A whirl of confused impressions spun about in her brain as she shut her eyes and tried to go to sleep that night. Although she ached with fatigue, she was too excited to lose consciousness at once. The day’s events, like a merry-go-round, wheeled around and around her. On the whole she was satisfied. She had finished all of the letters Mr. Beardsley had given her; he had beckoned her to come to him after he had read them, had commended her, and given her back but one to correct in which the punctuation was faulty.

“I’m sure you’ll do all right, Miss Sturgis,” he told her. “You’ll find it much easier as soon as you get used to the work.”

And Jeannette felt she had made a real friend in Miss Alexander, the girl across the aisle who had so generously, so wonderfully helped her. Among the riff-raff of girls that surged in and out of the office, cheaply dressed, loud-laughing, common little chits, Beatrice Alexander was easily recognizable as belonging to Jeannette’s own class. Each had discerned in the other a similarity of thought, of taste and refinement that drew them immediately together.

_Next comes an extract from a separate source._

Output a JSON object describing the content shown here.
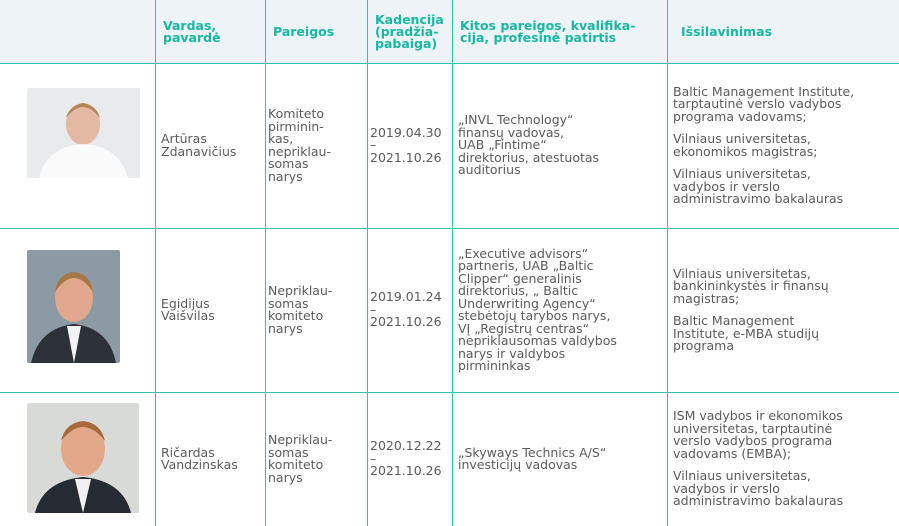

A wonderful, tremendous feeling of importance and self-respect came to Jeannette as she had made her way across crowded Twenty-third Street and encountered a great tide of other workers homeward bound; as she climbed the steep elevated station steps, and with the pushing, jostling crowd wedged her way on board a train; as she hung to a strap in the swaying car and squeezed herself through the jam of people about the doorway when Ninety-third Street was reached, and as she walked the brief block and a half that remained before she was at last at home. Every instant of the way she hugged the soul-satisfying thought that she had proven herself; now she was truly a full-fledged wage-earner, a working girl. She had achieved, she felt, economic value.